Deuxième inquiétude de la CCDH : le régime de rétention. A ce titre, elle répète ce qu’elle avait déjà formulé dans son avis de 2007, à savoir « le principe fondamental (proclamé dans tous les instruments internationaux de protection des droits de l’Homme) selon lequel les mesures privatives de liberté individuelle doivent être prévues par la loi ». a ses yeux, le problème réside dans ce qu’elle avait dénoncé d’emblée : l’usage disproportionné de règlements grand-ducaux. Certes, c’est bien une loi qui encadre la construction du centre, mais les modalités de fonctionnement sont transférées à la réglementation. Ben Fayot n’y voit pour sa part pas de problème majeur : « Je ne peux pas m’imaginer que lorsque le projet de loi sera présenté, les règlements grand-ducaux ne soient pas connus ». Et de se concentrer sur l’essentiel, rappelant au passage qu’il s’agit de sortir les déboutés de prison (ce qui est actuellement le cas, faute de centre de rétention) et veillant à leur conférer un milieu de vie agréable. « Ce ne sera évidemment pas Disneyland, mais ils auront des possibilités de s’occuper, d’y faire des travaux. En plus, ce centre permettra de ne pas séparer les familles », ajoute-t-il.

D’autres critiques de la CCDH prennent tout leur sens à la lumière d’exemples concrets plus ou moins récents. C’est le cas de l’exécution des décisions d’éloignement. Trop vague et insuffisante à ses yeux les phrases qui disposent que « les mesures coercitives pour procéder à l’éloignement du territoire d’un étranger qui s’y oppose devront être proportionnées et l’usage de la force ne devra pas dépasser les limites du raisonnable. Ces mesures sont appliquées conformément aux droits fondamentaux et dans le respect de la dignité de la personne concernée ». Au mois de mars de cette année, l’Association de soutien aux travailleurs immigrés (Asti), avait dénoncé le cas de Mamadou Aliou Diallo, originaire de Guinée-Conakry, qui avait nécessité une hospitalisation après sa « neutralisation » par cinq agents, alors que le débouté en question (1 mètre 60) était de constitution physique assez frêle. Le reproche fait au gouvernement de bien plus « se préoccuper du sort des agents qui procéderont à l’éloignement plutôt que de celui, bien plus vulnérable, des personnes éloignées » n’est pas une provocation gratuite. Le projet de loi prévoit en effet une prime de risque au bénéfice de ces agents « puisqu’ils seront exposés à un risque réel d’atteinte à leur intégrité physique ». Surtout lorsqu’une demi-douzaine d’agents en uniforme doit subir les attaques d’un homme de constitution modeste.

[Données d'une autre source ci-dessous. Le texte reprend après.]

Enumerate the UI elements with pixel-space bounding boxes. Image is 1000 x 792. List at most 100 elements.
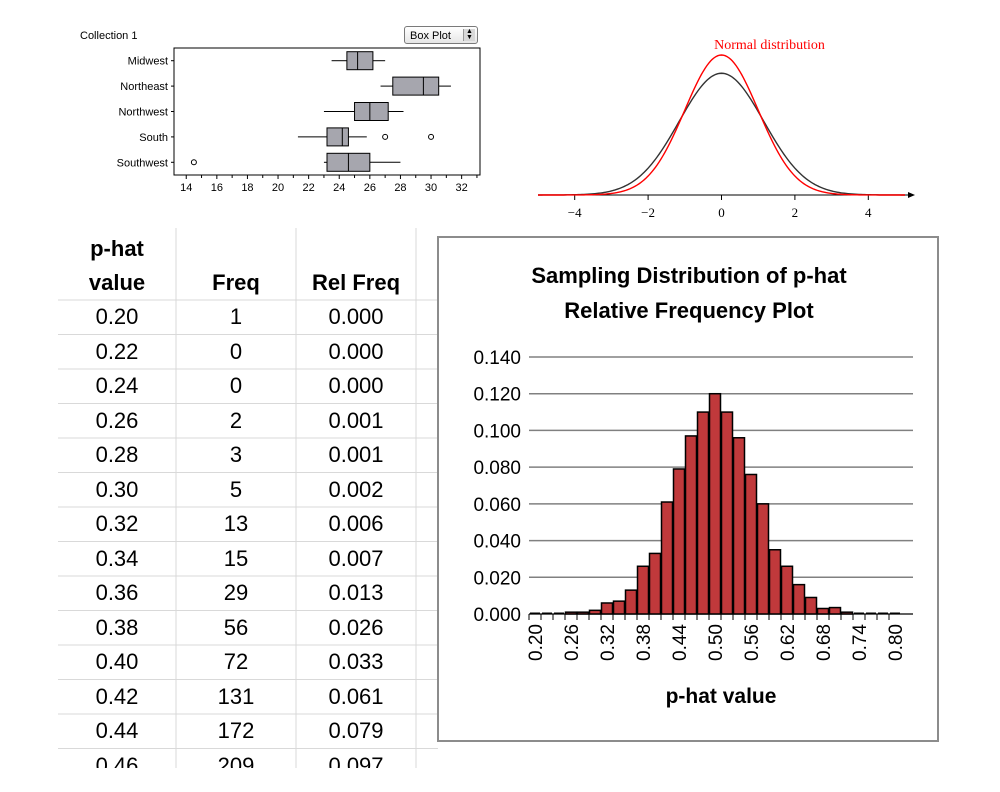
phat-cell: 0.28	[95, 442, 139, 467]
histogram-bar	[636, 565, 650, 615]
histogram-bar	[564, 611, 578, 615]
freq-cell: 0	[229, 338, 243, 364]
relfreq-cell: 0.079	[328, 718, 384, 743]
freq-cell: 56	[223, 614, 249, 640]
x-tick-label: 24	[333, 182, 345, 194]
x-tick-label: 0.50	[706, 624, 727, 661]
phat-cell: 0.40	[95, 649, 139, 674]
boxplot-chart: 14 16 18 20 22 24 26 28 30 32 Midwest Northeast Nort…	[117, 47, 481, 194]
y-tick-label: 0.120	[473, 385, 521, 406]
freq-cell: 172	[217, 718, 255, 743]
phat-cell: 0.32	[95, 511, 139, 536]
phat-cell: 0.38	[95, 614, 139, 640]
category-label: South	[139, 132, 168, 144]
histogram-bar	[624, 589, 638, 615]
phat-cell: 0.24	[95, 373, 139, 398]
y-tick-label: 0.140	[473, 348, 521, 369]
category-label: Southwest	[117, 157, 168, 169]
x-tick-label: 0.32	[598, 624, 619, 661]
x-tick-label: 0.62	[778, 624, 799, 661]
freq-cell: 131	[217, 683, 255, 709]
x-tick-label: 0.38	[634, 624, 655, 661]
histogram-bar	[768, 549, 782, 615]
relfreq-cell: 0.026	[328, 614, 384, 640]
outlier-point	[428, 133, 435, 140]
histogram-bar	[600, 602, 614, 615]
histogram-bar	[804, 596, 818, 615]
phat-cell: 0.46	[95, 752, 139, 769]
y-tick-label: 0.000	[473, 605, 521, 626]
category-label: Northwest	[118, 107, 168, 119]
x-tick-label: 0	[718, 205, 725, 220]
histogram-bar	[660, 501, 674, 615]
histogram-bar	[648, 552, 662, 615]
y-tick-label: 0.040	[473, 532, 521, 553]
relfreq-cell: 0.097	[328, 752, 384, 769]
freq-cell: 1	[229, 304, 243, 329]
frequency-table: p-hat value Freq Rel Freq 0.20 1 0.000 0.22…	[58, 228, 438, 768]
comparison-curve-dark	[538, 72, 905, 196]
histogram-bar	[732, 437, 746, 615]
x-tick-label: −4	[568, 205, 582, 220]
header-relfreq: Rel Freq	[311, 270, 401, 295]
relfreq-cell: 0.007	[328, 545, 384, 571]
chart-title-line2: Relative Frequency Plot	[564, 298, 814, 323]
up-down-stepper-icon[interactable]: ▲ ▼	[463, 28, 475, 41]
x-tick-label: 0.20	[526, 624, 547, 661]
chart-title-line1: Sampling Distribution of p-hat	[531, 263, 847, 288]
plot-type-select[interactable]: Box Plot ▲ ▼	[404, 26, 478, 44]
histogram-bar	[792, 583, 806, 615]
histogram-bar	[696, 411, 710, 615]
histogram-bar	[588, 609, 602, 615]
category-label: Northeast	[120, 81, 168, 93]
normal-curve-red	[538, 54, 905, 196]
phat-cell: 0.44	[95, 718, 139, 743]
y-tick-label: 0.080	[473, 458, 521, 479]
phat-cell: 0.20	[95, 304, 139, 329]
histogram-bar	[576, 611, 590, 615]
phat-cell: 0.36	[95, 580, 139, 605]
box-northeast	[392, 76, 440, 96]
phat-cell: 0.22	[95, 338, 139, 364]
freq-cell: 13	[223, 511, 249, 536]
freq-cell: 0	[229, 373, 243, 398]
x-tick-label: 32	[456, 182, 468, 194]
histogram-bar	[756, 503, 770, 615]
x-tick-label: 4	[865, 205, 872, 220]
box-northwest	[354, 102, 389, 121]
header-freq: Freq	[212, 270, 260, 295]
x-tick-label: 0.68	[814, 624, 835, 661]
histogram-chart: Sampling Distribution of p-hat Relative F…	[473, 263, 913, 708]
x-tick-label: 14	[180, 182, 192, 194]
freq-cell: 5	[229, 476, 243, 502]
x-tick-label: 18	[241, 182, 253, 194]
relfreq-cell: 0.001	[328, 407, 384, 433]
freq-cell: 2	[229, 407, 243, 433]
box-midwest	[346, 51, 374, 71]
histogram-bar	[744, 473, 758, 615]
plot-type-selected-value: Box Plot	[410, 30, 451, 42]
x-axis-label: p-hat value	[666, 685, 777, 708]
freq-cell: 3	[229, 442, 243, 467]
normal-distribution-chart: −4 −2 0 2 4 Normal distribution	[538, 38, 915, 220]
normal-distribution-label: Normal distribution	[714, 38, 825, 53]
histogram-bar	[720, 411, 734, 615]
collection-title: Collection 1	[80, 30, 138, 42]
phat-cell: 0.30	[95, 476, 139, 502]
freq-cell: 209	[217, 752, 255, 769]
phat-cell: 0.34	[95, 545, 139, 571]
x-tick-label: 0.74	[850, 624, 871, 661]
x-tick-label: −2	[641, 205, 655, 220]
x-tick-label: 26	[364, 182, 376, 194]
histogram-bar	[816, 607, 830, 615]
relfreq-cell: 0.013	[328, 580, 384, 605]
x-tick-label: 28	[394, 182, 406, 194]
freq-cell: 72	[223, 649, 249, 674]
relfreq-cell: 0.002	[328, 476, 384, 502]
x-tick-label: 0.80	[886, 624, 907, 661]
histogram-bar	[672, 468, 686, 615]
x-tick-label: 0.44	[670, 624, 691, 661]
phat-cell: 0.26	[95, 407, 139, 433]
x-tick-label: 0.26	[562, 624, 583, 661]
x-tick-label: 0.56	[742, 624, 763, 661]
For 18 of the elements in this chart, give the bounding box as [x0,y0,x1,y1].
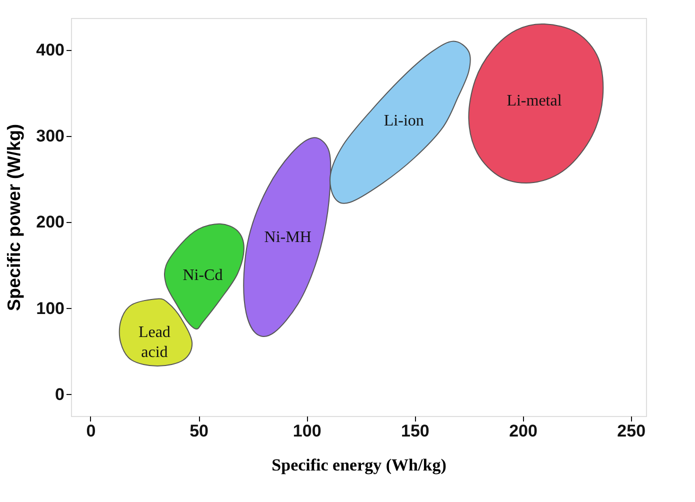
x-tick-label: 150 [401,422,430,440]
y-tick-label: 200 [36,212,64,232]
series-label: Ni-MH [264,229,312,246]
y-tick-label: 300 [36,126,64,146]
y-axis-title: Specific power (W/kg) [4,124,24,312]
x-tick-label: 200 [509,422,538,440]
x-tick-label: 50 [190,422,208,440]
x-axis-title: Specific energy (Wh/kg) [272,456,446,474]
x-tick-label: 100 [292,422,322,440]
series-label: Li-ion [384,112,424,130]
series-label: Ni-Cd [182,267,223,284]
x-tick-label: 250 [617,422,646,440]
y-tick-label: 400 [36,40,64,60]
x-tick-label: 0 [86,422,96,440]
y-tick-label: 100 [36,298,64,318]
series-label: Li-metal [506,92,562,110]
y-tick-label: 0 [55,384,64,404]
series-label: Lead acid [138,324,170,361]
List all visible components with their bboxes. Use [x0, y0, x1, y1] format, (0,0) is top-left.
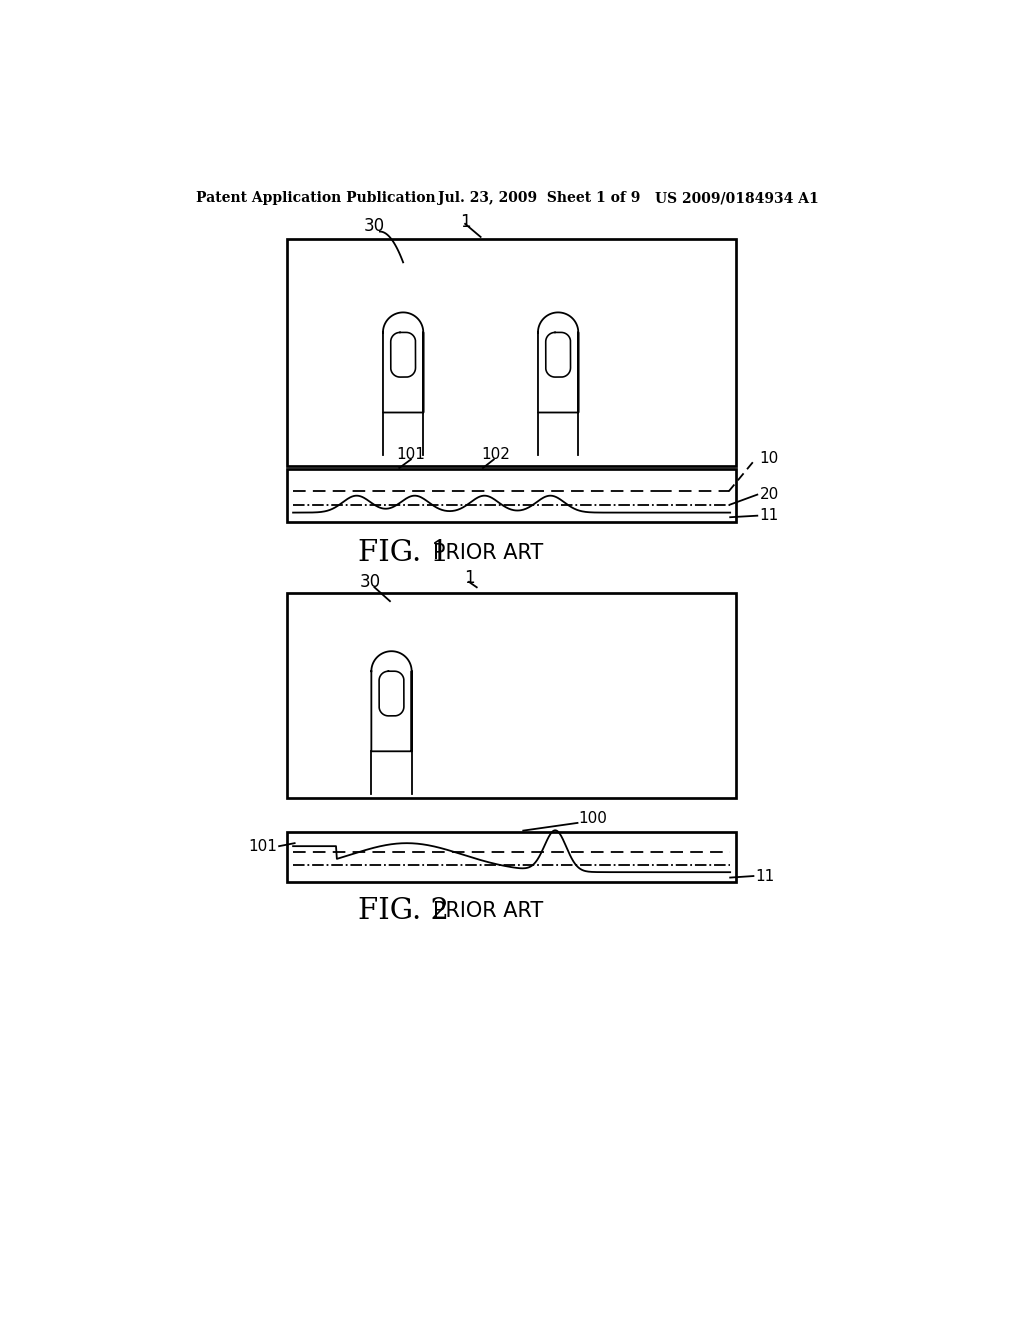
- Text: 11: 11: [756, 869, 775, 883]
- Text: 20: 20: [760, 487, 779, 502]
- Text: 1: 1: [460, 213, 470, 231]
- Bar: [287, 239, 736, 466]
- Text: PRIOR ART: PRIOR ART: [433, 543, 544, 562]
- Text: Patent Application Publication: Patent Application Publication: [197, 191, 436, 206]
- Text: 11: 11: [760, 508, 779, 523]
- Text: 101: 101: [248, 838, 276, 854]
- Text: 10: 10: [760, 451, 779, 466]
- Text: 101: 101: [396, 446, 425, 462]
- Bar: [287, 470, 736, 521]
- Text: FIG. 1: FIG. 1: [357, 539, 449, 566]
- Bar: [287, 594, 736, 797]
- Text: Jul. 23, 2009  Sheet 1 of 9: Jul. 23, 2009 Sheet 1 of 9: [438, 191, 640, 206]
- Text: 1: 1: [464, 569, 474, 587]
- Bar: [287, 832, 736, 882]
- Text: FIG. 2: FIG. 2: [357, 896, 449, 925]
- Text: 30: 30: [359, 573, 380, 591]
- Text: US 2009/0184934 A1: US 2009/0184934 A1: [655, 191, 819, 206]
- Text: PRIOR ART: PRIOR ART: [433, 900, 544, 920]
- Text: 30: 30: [364, 218, 385, 235]
- Text: 102: 102: [481, 446, 511, 462]
- Text: 100: 100: [579, 810, 607, 826]
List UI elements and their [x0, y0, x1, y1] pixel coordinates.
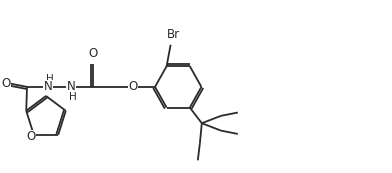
- Text: O: O: [88, 47, 98, 60]
- Text: H: H: [69, 92, 76, 102]
- Text: O: O: [129, 80, 138, 93]
- Text: N: N: [44, 80, 52, 93]
- Text: O: O: [2, 77, 11, 90]
- Text: N: N: [67, 80, 75, 93]
- Text: Br: Br: [167, 28, 180, 41]
- Text: H: H: [45, 74, 53, 84]
- Text: O: O: [26, 130, 35, 143]
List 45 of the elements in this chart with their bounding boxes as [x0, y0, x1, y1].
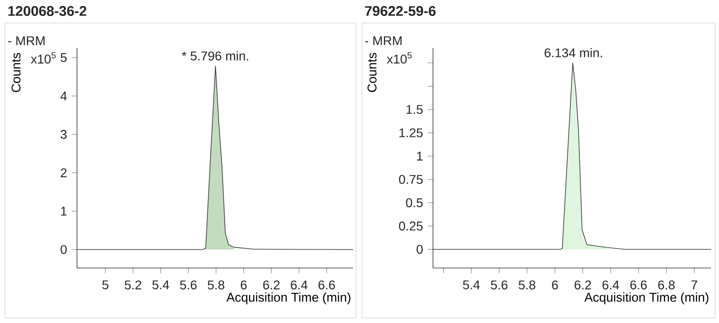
text: - MRM: [8, 36, 45, 46]
y-tick-label: 1.5: [406, 105, 423, 114]
y-tick-label: 5: [60, 53, 67, 62]
x-tick-label: 5.6: [180, 280, 197, 290]
y-axis-title: Counts: [368, 52, 377, 92]
x-tick-label: 5.4: [152, 280, 170, 290]
annotation: * 5.796 min.: [182, 51, 248, 60]
line-series: [76, 66, 354, 250]
x-tick-label: 6.2: [574, 280, 591, 290]
y-tick-label: 0.75: [399, 174, 423, 184]
x-tick-label: 6.4: [602, 280, 620, 290]
x-tick-label: 5.4: [463, 280, 480, 290]
x-tick-label: 5.2: [124, 280, 142, 290]
x-axis-title: Acquisition Time (min): [584, 292, 708, 304]
text: - MRM: [365, 36, 402, 46]
x-axis-title: Acquisition Time (min): [226, 292, 350, 304]
x-tick-label: 5.6: [490, 280, 508, 290]
x-tick-label: 6.4: [290, 280, 308, 290]
y-tick-label: 0.25: [399, 222, 423, 231]
y-tick-label: 2: [60, 168, 67, 178]
x-tick-label: 6.2: [263, 280, 280, 290]
x-tick-label: 6: [240, 280, 247, 290]
chart-title: 79622-59-6: [365, 6, 436, 16]
y-tick-label: 3: [60, 130, 67, 139]
y-tick-label: 0: [60, 245, 67, 254]
annotation: 6.134 min.: [544, 48, 602, 58]
x-tick-label: 7: [691, 280, 698, 290]
x-tick-label: 6.6: [318, 280, 335, 290]
x-tick-label: 6: [552, 280, 558, 290]
x-tick-label: 5: [102, 280, 108, 290]
x-tick-label: 5.8: [208, 280, 224, 290]
x-tick-label: 6.8: [658, 280, 675, 290]
x-tick-label: 6.6: [630, 280, 647, 290]
y-axis-title: Counts: [12, 52, 21, 92]
y-tick-label: 1.25: [399, 128, 423, 138]
line-series: [432, 62, 712, 250]
y-tick-label: 4: [60, 92, 67, 100]
y-tick-label: 0: [416, 244, 423, 254]
x-tick-label: 5.8: [518, 280, 536, 290]
y-tick-label: 0.5: [406, 198, 423, 208]
text: x10$^{5}$: [386, 52, 412, 64]
y-tick-label: 1: [417, 152, 423, 160]
text: x10$^{5}$: [30, 52, 56, 64]
y-tick-label: 1: [61, 206, 67, 216]
chart-title: 120068-36-2: [8, 6, 86, 16]
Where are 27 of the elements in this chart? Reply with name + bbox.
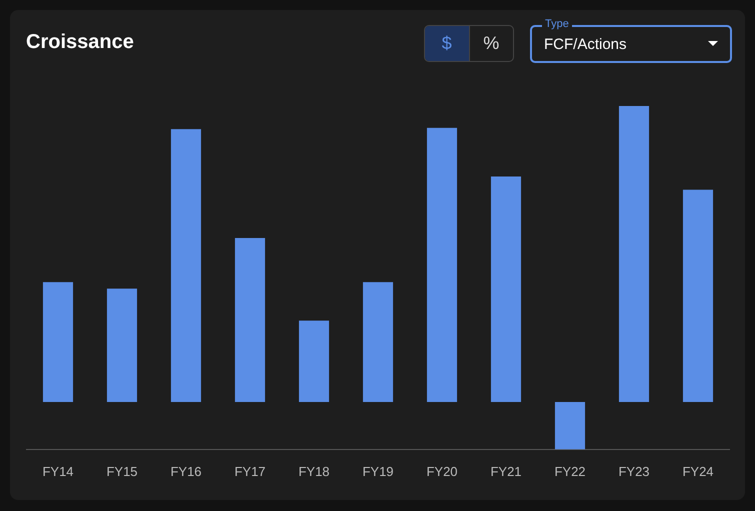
text: Type <box>542 18 572 30</box>
text: % <box>468 26 513 61</box>
x-tick-label: FY16 <box>170 464 202 479</box>
x-tick-label: FY23 <box>618 464 650 479</box>
chart-title: Croissance <box>26 31 134 54</box>
x-tick-label: FY22 <box>554 464 586 479</box>
bar <box>490 176 522 402</box>
x-tick-label: FY18 <box>298 464 330 479</box>
bar <box>234 238 266 402</box>
bar <box>426 128 458 402</box>
bar <box>362 282 394 402</box>
bar <box>554 402 586 450</box>
x-tick-label: FY15 <box>106 464 138 479</box>
bar <box>618 106 650 402</box>
x-tick-label: FY17 <box>234 464 266 479</box>
bar <box>682 190 714 402</box>
text: $ <box>425 26 468 61</box>
x-tick-label: FY20 <box>426 464 458 479</box>
bar <box>298 320 330 402</box>
bar <box>106 288 138 402</box>
text: FCF/Actions <box>544 36 627 53</box>
x-tick-label: FY19 <box>362 464 394 479</box>
x-tick-label: FY24 <box>682 464 714 479</box>
x-tick-label: FY14 <box>42 464 74 479</box>
bar <box>42 282 74 402</box>
bar <box>170 129 202 402</box>
x-tick-label: FY21 <box>490 464 522 479</box>
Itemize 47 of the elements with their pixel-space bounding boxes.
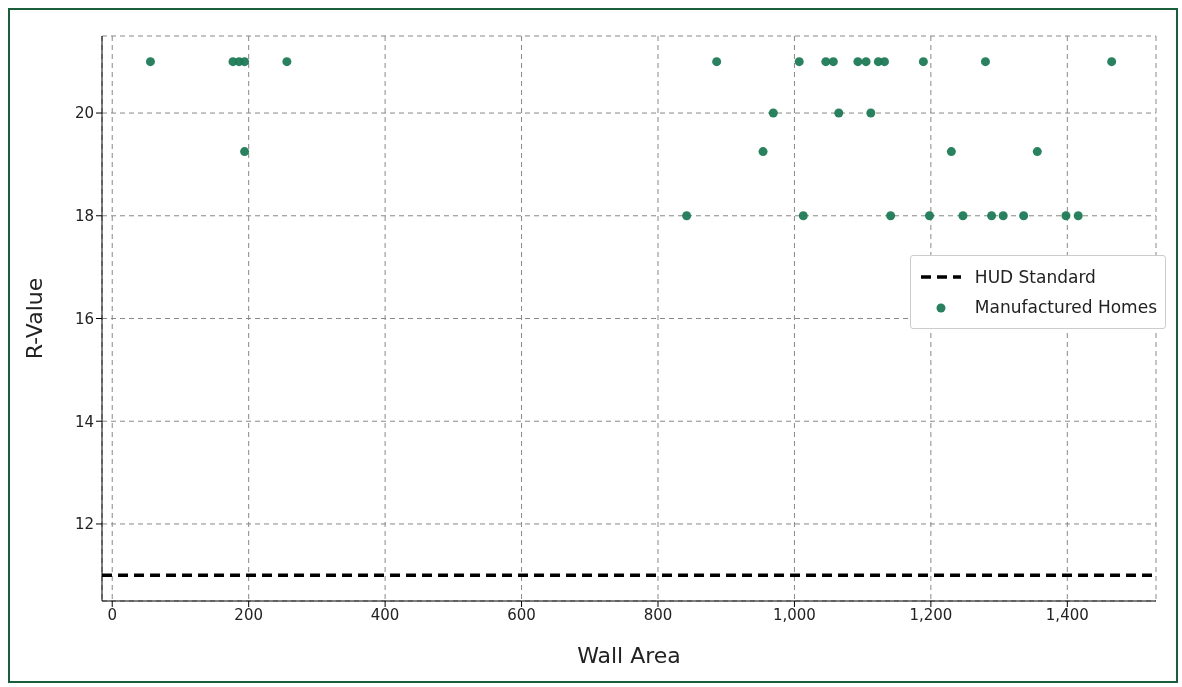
point [768, 108, 778, 118]
point [918, 57, 928, 67]
point [758, 147, 768, 157]
point [853, 57, 863, 67]
point [925, 211, 935, 221]
point [879, 57, 889, 67]
point [987, 211, 997, 221]
x-tick-label: 1,000 [772, 605, 816, 624]
point [1107, 57, 1117, 67]
y-axis-title: R-Value [21, 277, 47, 360]
y-tick-label: 16 [74, 309, 94, 328]
point [958, 211, 968, 221]
point [794, 57, 804, 67]
point [1061, 211, 1071, 221]
point [1032, 147, 1042, 157]
y-tick-label: 14 [74, 412, 94, 431]
x-tick-label: 1,400 [1045, 605, 1089, 624]
point [1019, 211, 1029, 221]
x-tick-label: 800 [643, 605, 673, 624]
point [866, 108, 876, 118]
x-axis-title: Wall Area [577, 643, 681, 668]
x-tick-label: 1,200 [909, 605, 953, 624]
point [861, 57, 871, 67]
point [798, 211, 808, 221]
point [282, 57, 292, 67]
point [682, 211, 692, 221]
x-tick-label: 200 [234, 605, 263, 624]
point [828, 57, 838, 67]
y-tick-label: 20 [74, 104, 94, 123]
point [712, 57, 722, 67]
point [980, 57, 990, 67]
y-tick-label: 12 [74, 515, 94, 534]
point [240, 147, 250, 157]
x-tick-label: 400 [370, 605, 400, 624]
point [834, 108, 844, 118]
point [998, 211, 1008, 221]
point [1073, 211, 1083, 221]
x-tick-label: 600 [507, 605, 536, 624]
legend-label: Manufactured Homes [974, 296, 1157, 319]
point [240, 57, 250, 67]
legend-label: HUD Standard [974, 266, 1096, 289]
point [886, 211, 896, 221]
y-tick-label: 18 [74, 207, 94, 226]
x-tick-label: 0 [107, 605, 118, 624]
point [821, 57, 831, 67]
point [145, 57, 155, 67]
point [946, 147, 956, 157]
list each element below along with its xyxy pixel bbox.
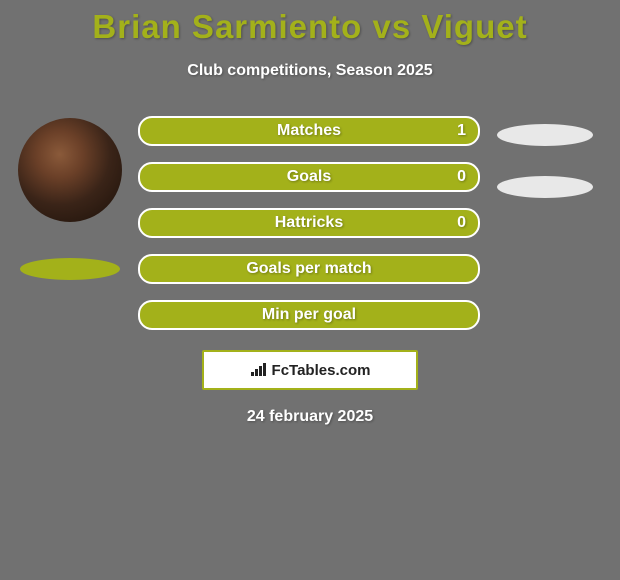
stat-label: Matches (140, 122, 478, 140)
left-indicator-pill (20, 258, 120, 280)
source-badge: FcTables.com (202, 350, 418, 390)
stat-label: Goals per match (140, 260, 478, 278)
player-right-column (490, 124, 600, 198)
stat-row-min-per-goal: Min per goal (138, 300, 480, 330)
stat-label: Hattricks (140, 214, 478, 232)
stat-value: 0 (457, 168, 466, 186)
stat-row-hattricks: Hattricks 0 (138, 208, 480, 238)
player-avatar (18, 118, 122, 222)
bar-chart-icon (250, 363, 268, 377)
player-left-column (10, 116, 130, 280)
stat-row-goals: Goals 0 (138, 162, 480, 192)
page-title: Brian Sarmiento vs Viguet (0, 0, 620, 46)
stat-value: 1 (457, 122, 466, 140)
stat-label: Min per goal (140, 306, 478, 324)
date-label: 24 february 2025 (0, 408, 620, 426)
stat-row-goals-per-match: Goals per match (138, 254, 480, 284)
comparison-content: Matches 1 Goals 0 Hattricks 0 Goals per … (0, 116, 620, 426)
right-indicator-pill (497, 176, 593, 198)
stats-list: Matches 1 Goals 0 Hattricks 0 Goals per … (138, 116, 480, 330)
subtitle: Club competitions, Season 2025 (0, 62, 620, 80)
stat-value: 0 (457, 214, 466, 232)
stat-row-matches: Matches 1 (138, 116, 480, 146)
right-indicator-pill (497, 124, 593, 146)
badge-text: FcTables.com (272, 362, 371, 379)
stat-label: Goals (140, 168, 478, 186)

Une autre disposition, dans le cadre des personnes victimes de la traite des êtres humains, consiste à éloigner une telle personne vers son pays d’origine une fois la procédure judiciaire terminée. Or, la CCDH s’inquiète des traitements que cette personne pourrait subir à son retour dans le pays où elle a été victime du réseau en premier lieu. On le sait : malgré les accords internationaux, le Luxembourg procède à de telles extraditions, comme ce fut le cas du Tunisien Taoufik Salmi (voir woxx n° 947). Arrivé à Tunis, les sbires de Ben Ali lui ont fait connaître affres de la torture.

Finalement, la CCDH relève une disposition qui pourrait prêter à sourire si le contexte n’était pas aussi grave : dans le cadre des regroupements familiaux, le projet de loi initial n’accorde qu’un regroupement du partenaire non marié que si le partenariat a été enregistré conformément à la loi luxembourgeoise. Démarche absurde puisqu’il s’agit justement de faire venir au Luxembourg une personne de l’étranger. Mais Ben Fayot tempère. Un compromis a pu être trouvé en commission entre restrictifs et ceux qui voulaient plus d’ouverture. Désormais, le partenariat en question devra offrir des conditions similaires à la loi luxembourgeoise. Autant dire que peu d’Iranien-ne-s en profiteront.